No hidden reasons. The statement you quote is just common sense. HA is about increasing reliability and removing single points of failure. Hosting a collective on a single VM hardware pretty much negates these benefits.
Nothing much to add to the KB article 3062OSI8. In our experience, disk I/Os and bandwidth are the most critical resources within a virtualized environment, but it's similar to shared storage solutions (e.g., SAN or iSCSI). For very large workloads, especially with high number of concurrent users, the number of CPU cores might be a limiting factor. I seem to remember that no virtualization product supports more than 4 cores per VM.
So this is a good example of where context is important. HA running across VMs on the same physical host is generally considered not to be a best practice. Denis is 100% right about the technical details of this.

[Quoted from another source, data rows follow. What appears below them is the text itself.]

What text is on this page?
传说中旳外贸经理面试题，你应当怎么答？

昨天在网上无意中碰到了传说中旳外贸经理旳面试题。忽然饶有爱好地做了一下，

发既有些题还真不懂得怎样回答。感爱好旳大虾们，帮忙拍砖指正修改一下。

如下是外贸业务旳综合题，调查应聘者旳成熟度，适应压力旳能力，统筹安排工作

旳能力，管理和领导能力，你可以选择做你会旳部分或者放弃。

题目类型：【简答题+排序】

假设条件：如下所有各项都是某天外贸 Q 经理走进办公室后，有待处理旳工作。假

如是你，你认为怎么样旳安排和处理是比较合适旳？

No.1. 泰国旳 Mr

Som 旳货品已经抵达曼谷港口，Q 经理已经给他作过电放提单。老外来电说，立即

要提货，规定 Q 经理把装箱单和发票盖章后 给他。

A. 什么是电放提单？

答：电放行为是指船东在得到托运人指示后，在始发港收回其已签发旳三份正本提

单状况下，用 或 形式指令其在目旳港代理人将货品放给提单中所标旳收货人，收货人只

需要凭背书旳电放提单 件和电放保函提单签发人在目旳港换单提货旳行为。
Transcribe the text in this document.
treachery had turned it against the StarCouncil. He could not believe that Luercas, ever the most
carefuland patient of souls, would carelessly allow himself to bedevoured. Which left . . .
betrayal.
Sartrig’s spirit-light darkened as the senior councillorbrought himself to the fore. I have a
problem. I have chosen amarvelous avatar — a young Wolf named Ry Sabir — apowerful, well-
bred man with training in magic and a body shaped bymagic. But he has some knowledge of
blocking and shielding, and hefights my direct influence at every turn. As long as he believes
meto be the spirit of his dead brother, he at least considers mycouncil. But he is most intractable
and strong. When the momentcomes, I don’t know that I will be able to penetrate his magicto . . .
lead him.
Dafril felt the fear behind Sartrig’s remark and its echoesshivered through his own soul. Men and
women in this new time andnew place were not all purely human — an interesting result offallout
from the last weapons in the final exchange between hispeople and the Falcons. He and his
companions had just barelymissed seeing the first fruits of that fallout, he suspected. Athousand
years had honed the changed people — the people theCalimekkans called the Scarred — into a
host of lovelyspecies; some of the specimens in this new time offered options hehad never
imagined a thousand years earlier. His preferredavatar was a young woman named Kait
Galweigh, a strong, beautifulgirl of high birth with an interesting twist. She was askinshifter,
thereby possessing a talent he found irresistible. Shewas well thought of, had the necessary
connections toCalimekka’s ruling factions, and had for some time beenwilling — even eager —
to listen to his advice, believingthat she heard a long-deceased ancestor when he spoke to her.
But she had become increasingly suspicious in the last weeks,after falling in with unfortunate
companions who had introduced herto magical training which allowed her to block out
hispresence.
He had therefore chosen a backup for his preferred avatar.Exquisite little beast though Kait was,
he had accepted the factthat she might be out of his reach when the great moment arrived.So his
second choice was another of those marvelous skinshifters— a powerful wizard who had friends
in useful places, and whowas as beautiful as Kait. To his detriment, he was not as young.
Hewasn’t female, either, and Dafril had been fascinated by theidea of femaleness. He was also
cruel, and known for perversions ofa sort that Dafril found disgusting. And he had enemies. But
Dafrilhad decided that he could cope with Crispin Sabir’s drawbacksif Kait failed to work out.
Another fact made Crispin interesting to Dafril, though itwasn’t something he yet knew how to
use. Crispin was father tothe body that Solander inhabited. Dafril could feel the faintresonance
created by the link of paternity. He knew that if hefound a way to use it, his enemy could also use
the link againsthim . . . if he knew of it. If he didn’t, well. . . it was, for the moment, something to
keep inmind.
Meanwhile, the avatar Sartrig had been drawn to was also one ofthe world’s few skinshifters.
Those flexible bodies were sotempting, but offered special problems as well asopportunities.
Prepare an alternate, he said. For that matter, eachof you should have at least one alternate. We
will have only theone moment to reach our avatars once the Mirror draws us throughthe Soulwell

From a use case perspective though it isn't quite as cut and dried. HA provides huge benefits in the manageability department, and so even if the nodes were both on the same VM host you still get a huge chunk of the value of HA.
You also have to look at the robustness of the hardware. If your VM host is a world class Stratus fault tolerant server, and your seperate hardware nodes are 486 Gateway PCs - which setup is more likely to suffer two failuers?
Bottom line is that common sense prevails here. Collective nodes on seperate, solid hardware is the best solution. VMs don't impact this much if they're on seperate hosts. Even on the same host, a collective of virtualized PI servers beats having just a single node.
As for other considerations: the only thing that springs to mind is the VMWare VMotion functionality. With the latest patches (from VMWare) this seems to work acceptibly with the PI system components. However, it's a generalized approach to system availability, where as our HA design is custom taylored for the way PI works. I wouldn't be afraid of VMotion - but I wouldn't use it unless I had HA PI (or ACE, or interfaces, etc.) setup first.
This is a very interesting discussion. I was thinking along the lines of being able to set up a development envirionment where you could test the effect of things like manual entry to a Collection. Or any application that writes to PI.
Could you set up a Collective on a single pc you are using for development, perhaps as 1 VMs on that pc? One of the technical problems here would be connecting to the VMs and they connecting to each other. But assuming you could work out those details, is this the best solution for a collection dev platform short of having 2 spare networked pc's to use? Would it be allowed under the current vCampus licensing?
the vCampus License covers a three node collective - it does not matter if you run three virtual machines or three physical machines from the license point of view.
Some of my collegues are running collectives (multiple VM's) on one physical host. But note that a collective needs at least 2 VMs to be a collective. Managing the networks should not be an issue - the "virtual" world is not much different than the physical in this respect.